Meskipun bekerja sebagai dokter, Shomer menghadapi tantangan yang sama dengan pasiennya. Setiap pagi, dia menyiapkan makanan sederhana berupa roti dan sayuran untuk keluarganya sebelum berangkat kerja. “Saya cepat lelah dan tidak bisa mengakses makanan seperti susu atau buah yang dibutuhkan ibu hamil. Kerap kali saya makan porsi kecil yang tidak cukup untuk bayi,” ujarnya.
Saat pulang ke rumah, rasa lelah sering kali menghalanginya untuk menghabiskan banyak waktu dengan anak-anaknya. “Bahkan tidur tanpa gangguan atau segelas air bersih menjadi sebuah kemewahan. Terkadang saya tertidur masih mengenakan baju kerja,” katanya.

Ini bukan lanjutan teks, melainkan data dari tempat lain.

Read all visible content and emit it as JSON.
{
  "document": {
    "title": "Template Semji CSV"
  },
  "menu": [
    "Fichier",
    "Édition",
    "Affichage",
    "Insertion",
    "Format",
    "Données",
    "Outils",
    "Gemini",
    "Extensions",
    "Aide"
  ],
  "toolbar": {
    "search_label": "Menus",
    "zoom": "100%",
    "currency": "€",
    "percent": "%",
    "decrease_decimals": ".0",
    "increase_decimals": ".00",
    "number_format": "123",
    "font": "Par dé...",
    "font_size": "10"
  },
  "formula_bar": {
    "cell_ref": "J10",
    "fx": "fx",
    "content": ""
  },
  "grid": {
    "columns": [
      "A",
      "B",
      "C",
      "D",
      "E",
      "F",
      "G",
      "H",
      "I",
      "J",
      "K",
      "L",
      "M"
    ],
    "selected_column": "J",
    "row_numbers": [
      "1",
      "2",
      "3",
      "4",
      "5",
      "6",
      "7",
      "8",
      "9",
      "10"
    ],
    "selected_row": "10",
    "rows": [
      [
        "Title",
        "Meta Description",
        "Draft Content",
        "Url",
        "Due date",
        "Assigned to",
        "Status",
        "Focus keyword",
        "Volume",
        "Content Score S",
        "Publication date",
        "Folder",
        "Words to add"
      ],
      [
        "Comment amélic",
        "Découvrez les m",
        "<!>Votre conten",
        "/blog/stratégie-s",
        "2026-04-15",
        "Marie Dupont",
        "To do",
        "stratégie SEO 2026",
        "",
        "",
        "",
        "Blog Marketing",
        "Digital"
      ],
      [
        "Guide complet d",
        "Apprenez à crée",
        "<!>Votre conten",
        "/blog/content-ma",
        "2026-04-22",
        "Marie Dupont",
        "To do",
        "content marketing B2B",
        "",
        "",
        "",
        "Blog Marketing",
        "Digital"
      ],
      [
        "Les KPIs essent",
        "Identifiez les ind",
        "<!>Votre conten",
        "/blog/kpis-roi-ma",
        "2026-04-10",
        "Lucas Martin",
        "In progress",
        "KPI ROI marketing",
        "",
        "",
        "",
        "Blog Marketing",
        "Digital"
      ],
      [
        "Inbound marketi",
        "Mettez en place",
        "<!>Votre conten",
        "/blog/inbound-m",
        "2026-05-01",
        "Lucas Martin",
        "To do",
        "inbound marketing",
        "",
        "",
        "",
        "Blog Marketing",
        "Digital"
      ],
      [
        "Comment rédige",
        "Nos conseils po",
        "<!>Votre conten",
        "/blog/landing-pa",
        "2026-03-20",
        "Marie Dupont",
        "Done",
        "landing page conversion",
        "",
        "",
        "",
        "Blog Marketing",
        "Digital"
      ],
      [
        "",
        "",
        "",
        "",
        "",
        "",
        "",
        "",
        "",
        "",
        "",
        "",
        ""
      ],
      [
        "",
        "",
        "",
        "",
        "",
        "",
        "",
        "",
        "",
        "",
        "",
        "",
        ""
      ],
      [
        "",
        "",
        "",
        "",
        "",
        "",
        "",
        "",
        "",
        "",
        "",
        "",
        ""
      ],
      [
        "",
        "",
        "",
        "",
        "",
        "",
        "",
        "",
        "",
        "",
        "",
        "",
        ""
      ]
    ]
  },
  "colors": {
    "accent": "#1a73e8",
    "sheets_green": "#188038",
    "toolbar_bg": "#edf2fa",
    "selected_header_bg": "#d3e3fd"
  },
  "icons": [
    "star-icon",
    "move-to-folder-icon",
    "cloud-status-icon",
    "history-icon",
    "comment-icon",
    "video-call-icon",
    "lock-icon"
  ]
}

Kondisi di rumah sakit mencerminkan krisis kemanusiaan yang lebih luas. Pasien berdesakan di koridor sempit, menunggu giliran di kursi plastik. Raungan sirene ambulans bercampur dengan tangisan. Perawat mencatat kedatangan baru, sementara dokter memberikan perawatan dengan peralatan seadanya.
“Banyak rekan kami yang tewas atau mengungsi,” kata Heba Nassar, seorang perawat Palestina yang kehilangan rumahnya, seraya menambahkan,
“Kami bekerja dengan peralatan seadanya untuk memberikan sedikit rasa aman bagi para wanita,” ujarnya.
Di antara pasien yang menunggu adalah Alaa al-Madhoon (35), yang mengungsi dari kawasan Sheikh Radwan di Gaza City “Saya sedang hamil lima bulan. Tetapi makanan tidak mencukupi dan perawatan medis tidak memadai. Beberapa wanita bahkan tidak bisa mendapatkan pemeriksaan dasar,” katanya.
Al-Madhoon, yang kehilangan saudaranya Ahmad dalam serangan udara lima bulan lalu, mengatakan bahwa dia tidak merencanakan kehamilannya. “Saya tahu benar betapa menderitanya perempuan dalam perang. Namun takdir berkata lain. Jika saya melahirkan anak laki-laki, saya akan menamainya Ahmad,” tambahnya.
Meskipun berkekurangan, rumah sakit tetap beroperasi setiap hari. Organisasi internasional sesekali menyediakan air kemasan, disinfektan, dan perlengkapan medis, tetapi staf mengatakan itu tidak memenuhi kebutuhan minimal.
Bagi Shomer, tantangannya bukan sebatas di rumah sakit. “Suami saya juga seorang dokter. Terkadang kami berdua bertugas, meninggalkan anak-anak kami sendirian. Ini tanggung jawab yang berat, tetapi kami terus menjalankannya,” katanya.
Di ruang bersalin, momen ketakutan sesekali berganti dengan momen harapan. “Dengan setiap kelahiran, kami merasa harapan masih ada, bahwa kehidupan lebih kuat daripada kematian,” kata Shomer.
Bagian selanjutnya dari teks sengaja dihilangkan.